Integration of AI with advances in computational biology, genomics, and high-throughput screening is driving a paradigm shift toward data-driven, personalized, and adaptive drug discovery processes. However, challenges remain in data quality, interpretability, regulatory acceptance, and ethical governance. Continued collaboration between AI experts, pharmaceutical industry partners, and regulatory bodies will be essential to fully harness AI’s potential in creating safer, more effective, and accessible treatments.

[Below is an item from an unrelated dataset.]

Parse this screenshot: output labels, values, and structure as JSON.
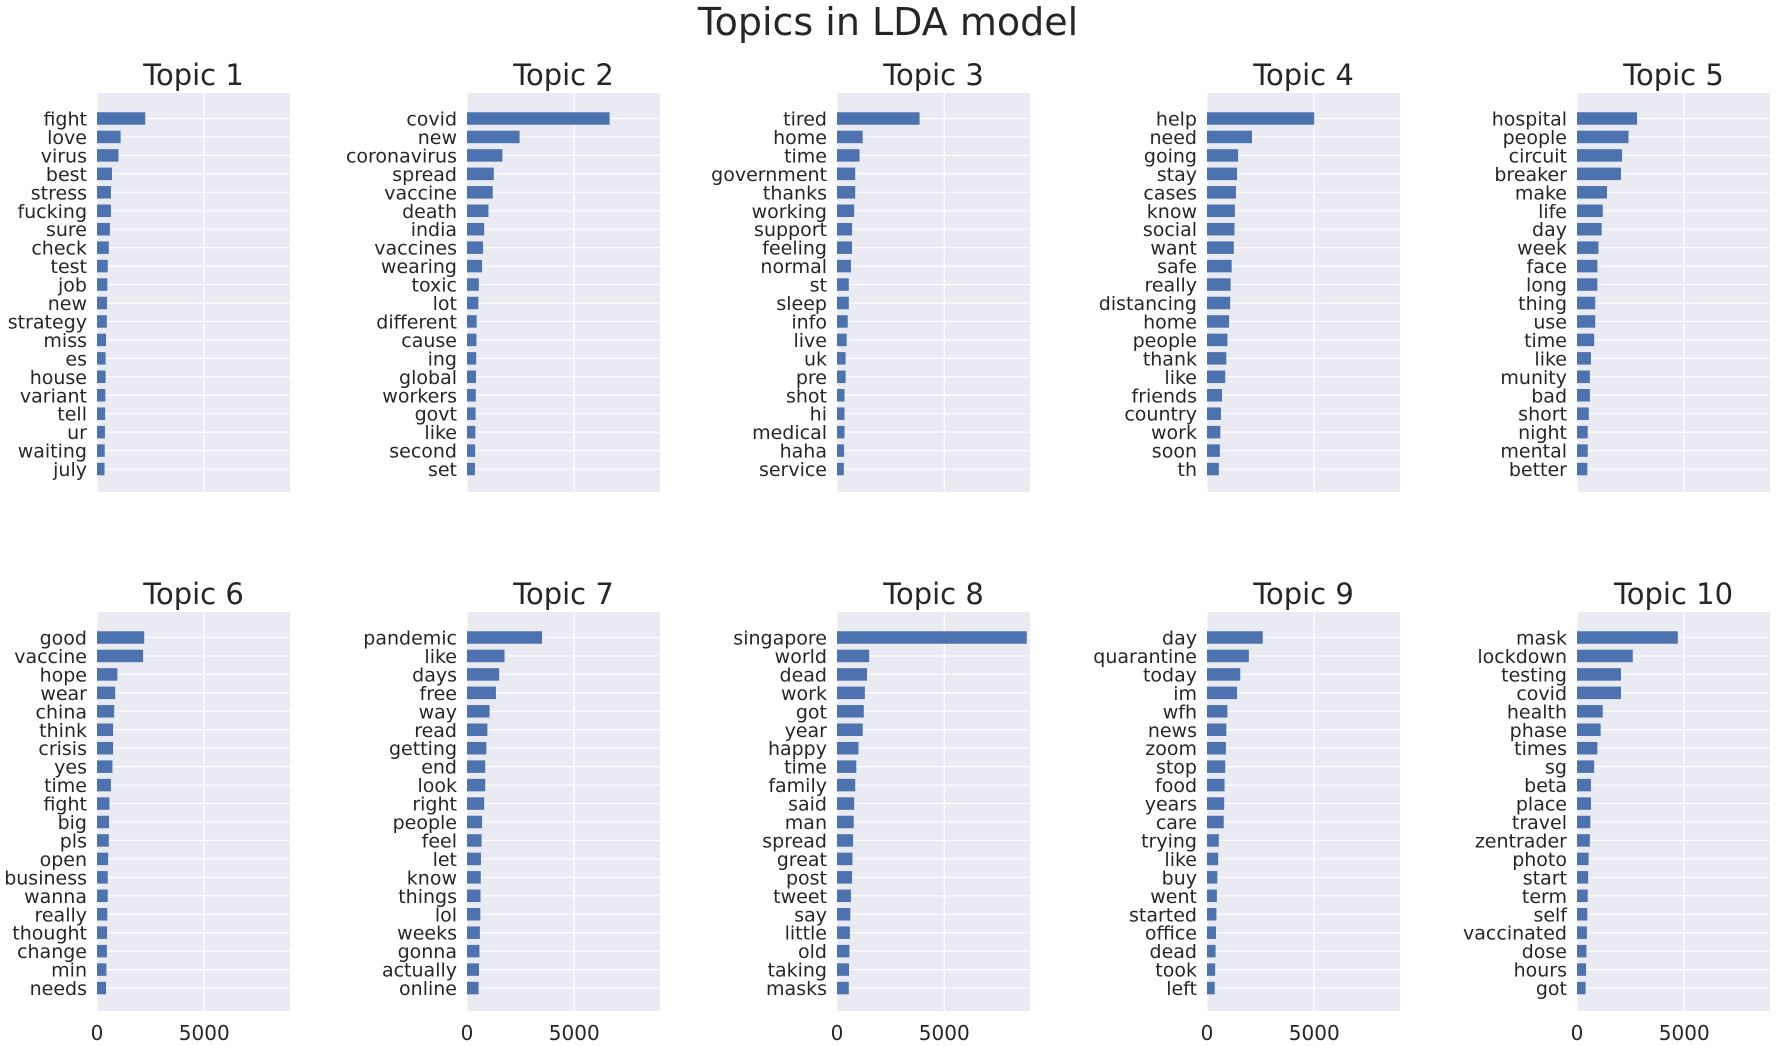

In this course, we will illustrate three applications of AI use in oncology clinical trials:

The setting of Phase III pivotal, registrational trials where there is a head-to-head definitive comparison with a survival endpoint that leverages real-world data and synthetic controls.
The Phase II single-arm setting with limited sample size using pick-the-winner approaches that optimize drug portfolio selection.
The causal inference setting in Phase I dose-finding studies where the aim is to compare different dose levels with respect to both safety and efficacy.

Prerequisites

Statistical knowledge required: general clinical trial design expertise. Examples include 2-arm sample size calculations with time-to-event endpoints, single-arm 2-stage Simon design, and model-based Phase I designs. No programming required.

Instructor Profiles

Alexia Iasonos, Memorial Sloan Kettering Cancer Center. Profile.

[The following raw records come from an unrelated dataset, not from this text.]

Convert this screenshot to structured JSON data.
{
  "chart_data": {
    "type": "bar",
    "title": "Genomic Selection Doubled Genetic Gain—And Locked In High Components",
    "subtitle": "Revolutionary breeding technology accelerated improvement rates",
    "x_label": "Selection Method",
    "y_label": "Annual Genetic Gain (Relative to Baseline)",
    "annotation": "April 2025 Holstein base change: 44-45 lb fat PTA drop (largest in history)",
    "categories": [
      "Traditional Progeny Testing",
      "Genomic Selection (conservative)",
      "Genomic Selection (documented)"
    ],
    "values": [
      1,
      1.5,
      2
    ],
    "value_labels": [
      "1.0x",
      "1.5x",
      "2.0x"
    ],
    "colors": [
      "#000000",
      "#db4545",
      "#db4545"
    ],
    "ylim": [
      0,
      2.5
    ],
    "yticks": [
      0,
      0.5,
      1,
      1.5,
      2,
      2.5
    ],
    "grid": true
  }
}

John O’Quigley, University College London. Publications.

SC6 July 31, 2026 · 1:00 PM – 5:00 PM

Theory for Diffusion Models: Continuous and Discrete

Instructor: Sitan Chen, Harvard University

Course Description

This short course will overview recent theoretical developments in diffusion generative modeling over both continuous and discrete spaces. Following an overview of the basic notions underlying these models (Fokker-Planck, time reversal, flow matching, continuous Markov chains, etc.), the course will present three threads of research in this area: (1) discretization bounds which control the number of sampling steps needed to produce a sample with small statistical error; (2) provably correct algorithms for estimating the score function of a distribution and computational hardness results; and (3) methods for “steering” the outputs of diffusion-based samplers towards downstream objectives (e.g., guidance, sequential Monte Carlo, stochastic optimal control, etc.). While the focus will be on presenting rigorous results, the course will also be an opportunity to surface contemporary challenges which do not yet possess a crisp mathematical framing, but which could benefit from a more principled statistical and algorithmic lens.

Prerequisites

Familiarity with the basics of convex optimization, log-concave sampling, and high-dimensional probability is encouraged.

Instructor Biography

Sitan Chen is an Assistant Professor of Computer Science at Harvard University, where he is a member of the Theory of Computation, the ML Foundations group, and the Harvard Quantum Initiative. Previously, he was an NSF math postdoc at UC Berkeley, after completing his PhD in EECS at MIT in 2021. He is broadly interested in algorithmic questions about learning from data, most recently related to the science and theory of diffusion generative modeling, and the design of quantum protocols for learning about the physical universe. His work has been recognized with an NSF CAREER award, an ICML Outstanding Paper Award, and the Harvard Dean’s Competitive Fund for Promising Scholarship.